Successful coach gets long-overdue selection to national panel
Robert Bailey, Gleaner Writer
After more than two decades as one of the island's top netball coaches, Winston Nevers has finally been rewarded for his hard work and dedication, by being selected to join the Jamaica Netball Association (JNA) coaching staff.
Nevers, affictionately called 'Scrappy' by his players and fellow coaches, has helped nurture the talent of some of the country's most decorated netballers.
Chief among them are world-renowned shooters Elaine Davis and Romelda Aiken, along with national captain Nadine Bryan, Nicole Aiken, sisters Tiffany and Mesha Wolfe, Tasha Morgan, Georgia Gordon, Anna-Marie Grant and Paula Pinnock.
Nevers has guided Jamalco to 16 JNA Berger Paints titles, as well as 17 Jamaica National Building Society Senior League trophies.
In addition, Nevers also led Jamalco to 16 titles in the Clarendon Open League competition, as well as 17 Juici Patties Clarendon Senior League trophies. He has also led Scotiabank to a number of Business House Senior League titles.
Despite his impressive record and public outcry for him to be selected as part of the national coaching set-up, Nevers was constantly overlook by the JNA.
Not so anymore.
He has finally been added to the Oberon Pitterson-Nattie coaching staff, when he was selected as a specialist shooting coach for all the national teams, a decision announced by the JNA on Monday.
"I am very happy to be part of the coaching set-up," said Nevers. "This is what I have wanted for a long time now, and I am going there to do my best to improve the game of netball," he said.

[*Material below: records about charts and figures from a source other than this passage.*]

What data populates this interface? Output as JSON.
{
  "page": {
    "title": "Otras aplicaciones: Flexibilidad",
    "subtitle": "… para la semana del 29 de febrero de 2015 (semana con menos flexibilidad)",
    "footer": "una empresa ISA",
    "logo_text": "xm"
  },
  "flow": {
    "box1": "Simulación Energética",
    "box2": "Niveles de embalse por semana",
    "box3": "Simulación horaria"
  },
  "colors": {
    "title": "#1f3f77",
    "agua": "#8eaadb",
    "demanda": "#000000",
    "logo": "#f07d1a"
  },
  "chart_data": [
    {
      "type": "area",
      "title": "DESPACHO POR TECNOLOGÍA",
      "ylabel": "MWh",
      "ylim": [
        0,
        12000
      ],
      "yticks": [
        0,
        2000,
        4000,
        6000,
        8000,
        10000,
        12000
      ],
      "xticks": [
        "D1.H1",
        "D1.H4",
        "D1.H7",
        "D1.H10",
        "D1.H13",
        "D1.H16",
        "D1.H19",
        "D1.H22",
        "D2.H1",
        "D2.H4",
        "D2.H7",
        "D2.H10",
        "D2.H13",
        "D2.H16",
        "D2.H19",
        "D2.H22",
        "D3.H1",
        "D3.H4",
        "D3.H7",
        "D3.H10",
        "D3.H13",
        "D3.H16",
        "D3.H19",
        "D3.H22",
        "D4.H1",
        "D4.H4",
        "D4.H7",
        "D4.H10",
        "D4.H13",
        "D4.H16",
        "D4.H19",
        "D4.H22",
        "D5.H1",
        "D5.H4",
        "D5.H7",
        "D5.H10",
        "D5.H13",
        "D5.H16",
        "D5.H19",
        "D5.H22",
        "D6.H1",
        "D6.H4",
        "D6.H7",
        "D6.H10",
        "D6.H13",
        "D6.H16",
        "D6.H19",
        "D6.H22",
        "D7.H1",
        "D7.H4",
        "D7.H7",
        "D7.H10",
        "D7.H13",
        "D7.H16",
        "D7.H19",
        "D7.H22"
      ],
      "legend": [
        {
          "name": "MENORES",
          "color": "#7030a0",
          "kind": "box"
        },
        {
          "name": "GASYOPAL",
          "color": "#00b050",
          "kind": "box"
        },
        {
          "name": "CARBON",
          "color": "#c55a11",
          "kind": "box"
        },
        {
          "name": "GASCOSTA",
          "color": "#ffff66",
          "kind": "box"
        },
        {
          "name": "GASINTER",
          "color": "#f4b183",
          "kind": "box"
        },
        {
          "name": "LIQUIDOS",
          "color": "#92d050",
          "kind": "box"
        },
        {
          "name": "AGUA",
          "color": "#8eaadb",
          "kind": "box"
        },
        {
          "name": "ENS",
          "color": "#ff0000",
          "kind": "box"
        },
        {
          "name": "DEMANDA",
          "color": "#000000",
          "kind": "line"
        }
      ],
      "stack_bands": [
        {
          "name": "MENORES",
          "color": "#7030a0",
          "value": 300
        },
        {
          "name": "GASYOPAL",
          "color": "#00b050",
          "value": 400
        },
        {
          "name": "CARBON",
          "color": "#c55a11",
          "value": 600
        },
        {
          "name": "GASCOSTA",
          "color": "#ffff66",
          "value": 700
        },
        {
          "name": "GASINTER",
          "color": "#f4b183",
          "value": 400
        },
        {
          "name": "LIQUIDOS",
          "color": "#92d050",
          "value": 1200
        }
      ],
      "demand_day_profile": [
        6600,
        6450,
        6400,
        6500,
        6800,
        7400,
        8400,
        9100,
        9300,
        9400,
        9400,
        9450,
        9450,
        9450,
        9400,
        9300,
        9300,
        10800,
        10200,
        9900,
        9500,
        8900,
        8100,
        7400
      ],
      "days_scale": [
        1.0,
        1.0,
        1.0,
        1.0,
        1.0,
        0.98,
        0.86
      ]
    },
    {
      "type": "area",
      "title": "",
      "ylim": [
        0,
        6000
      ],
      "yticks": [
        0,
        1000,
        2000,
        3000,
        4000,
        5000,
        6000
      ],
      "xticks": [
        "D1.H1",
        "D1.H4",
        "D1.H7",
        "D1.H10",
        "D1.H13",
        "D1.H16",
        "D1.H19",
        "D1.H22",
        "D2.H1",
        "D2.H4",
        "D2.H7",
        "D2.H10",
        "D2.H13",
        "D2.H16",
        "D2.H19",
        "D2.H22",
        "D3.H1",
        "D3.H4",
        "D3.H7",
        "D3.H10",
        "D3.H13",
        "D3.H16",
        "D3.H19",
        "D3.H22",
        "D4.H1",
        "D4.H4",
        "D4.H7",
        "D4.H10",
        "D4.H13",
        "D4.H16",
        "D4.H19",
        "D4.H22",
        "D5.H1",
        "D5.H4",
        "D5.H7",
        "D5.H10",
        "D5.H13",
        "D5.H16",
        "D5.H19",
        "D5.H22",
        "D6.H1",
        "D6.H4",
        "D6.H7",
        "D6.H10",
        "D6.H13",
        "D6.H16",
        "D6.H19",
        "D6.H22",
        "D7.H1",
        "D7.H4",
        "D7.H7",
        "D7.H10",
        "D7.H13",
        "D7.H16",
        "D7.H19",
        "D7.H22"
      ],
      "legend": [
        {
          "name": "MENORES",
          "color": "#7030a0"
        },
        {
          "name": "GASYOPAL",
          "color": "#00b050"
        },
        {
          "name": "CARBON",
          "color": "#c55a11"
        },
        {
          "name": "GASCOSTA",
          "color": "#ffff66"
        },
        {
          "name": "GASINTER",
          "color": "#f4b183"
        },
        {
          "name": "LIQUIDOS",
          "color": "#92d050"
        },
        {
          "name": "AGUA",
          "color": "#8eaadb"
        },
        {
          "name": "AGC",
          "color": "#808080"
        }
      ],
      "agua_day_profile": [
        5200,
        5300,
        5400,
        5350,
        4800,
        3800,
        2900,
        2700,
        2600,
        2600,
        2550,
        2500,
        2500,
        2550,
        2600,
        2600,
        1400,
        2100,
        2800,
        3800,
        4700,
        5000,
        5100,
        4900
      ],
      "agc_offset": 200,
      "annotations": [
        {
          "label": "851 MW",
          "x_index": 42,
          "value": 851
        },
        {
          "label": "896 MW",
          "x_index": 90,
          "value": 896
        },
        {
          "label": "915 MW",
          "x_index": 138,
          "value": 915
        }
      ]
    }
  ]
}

"I would like to change up the shooting, but I don't know if they are going to allow me to do that. When you look at the Australia and New Zealand teams, they make fewer passes inside the circle, they just catch the ball and make one or two passes and then just shoot," said Nevers.
"We make four or five passes before we shoot it and so the percentage of us losing that ball is more, compared to when you make a lot of passes, and so I would like to change that."
He added: "I want to see our shooters shooting from a distance because I believe that this will certainly help with their skills."
The veteran coach also pointed out that he would be working tirelessly to improve the mental toughness of players.
"We have problems in the midcourt most times because we tend to lose our concentration very easily. I think when it comes to tight situations we often make poor decisions in the midcourt," said Nevers.
"I think if we can work with the midcourt and ask the players to make fewer mistakes and pass the ball into the goal area, that would be excellent for Jamaica's netball," he observed.
The Sunshine Girls are ranked fourth in the International Federation of Netball Associations World rankings. Nevers believes that it will take a lot of hard work and dedication on the part of the players and coaches to improve this.
"I think that we can beat Australia, New Zealand and England, but we are not going to beat them unless we put in the work as coaches," Nevers said.
"It is going to take hard work from the players as well, but I am going to go there to try and build netball and to help to lift the team in the world rankings."
Nevers is a graduate of the inaugural JNA-University of Technology coaching programme. Nevers, recent national player Sasher-Gaye Henry, and Yvonne Dixon are new additions to the JNA coaching staff.